The lawsuit quotes Terri Dowen, Yardi’s VP of sales, as saying RENTMaximizer “simplifies the process by eliminating rent rate guesswork.” The complainants believe this proves that the software was “marketed as a means to eliminate the discounting that would occur in a competitive market.”
The complaint quotes Yardi marketing materials that say landlords who use the service “beat the market by a minimum of 2%” and “gain on average more than 6% net rental income.” Other marketing material for the product said users could “consistently beat the market.”
While the property managers who worked with Yardi are also accused of collusion in the complaint, this doesn’t always mean they directly communicated. (Although the complaint alleges they did that too.) Like RealPage’s program, the software relies on data from landlords, who input rents in units they own, then get to see comparative rents in their area. Yardi then provides the landlord a recommendation for the units they own.
Landlords boasted about the higher rents they charged with the software in Yardi’s marketing. Brantley White, president of Ardmore Residential, was quoted in a 2016 Yardi press release saying, “RENTmaximizer has allowed us to push rents more aggressively and takes more human error out of the process.”
According to the complaint, other witnesses who worked at property management companies confidentially gave plaintiff attorneys testimony. A leasing consultant at Bridge Property Management is quoted as saying, “It was ridiculous. We were supposed to be helping these people who couldn’t afford a home. Instead, we were raising rents.”

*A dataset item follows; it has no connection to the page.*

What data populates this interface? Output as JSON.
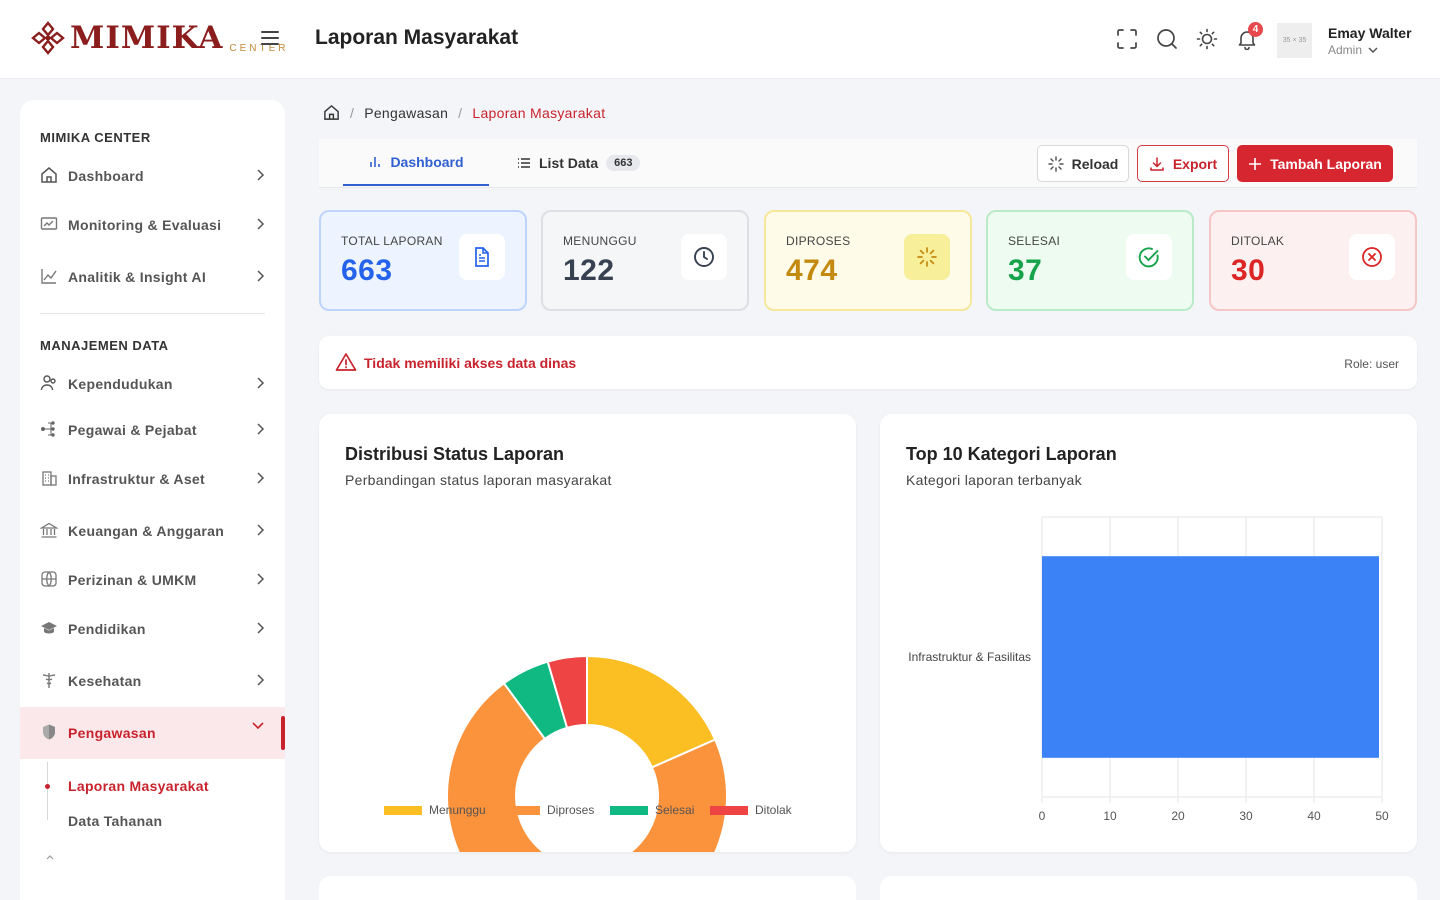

The complaint says that many of the property managers being sued directly communicated with each other, as well, and a confidential witness said that one company would “call their competitors, often on a weekly basis, and specifically ask what prices those competitors were charging.”
Yardi did not respond to Motherboard’s request for comment sent to available channels; the company appears to only have a media contact for its Matrix research service.
While there’s no data on how many households have rents set by Yardi’s software, an executive at the company claimed Yardi was used for 8 million residential units across the world. The attorneys also ran an analysis of 23,000 households using Yardi to see if rents were higher and found they were 6 percent higher among units where landlords used the software, in line with the company’s marketing claims.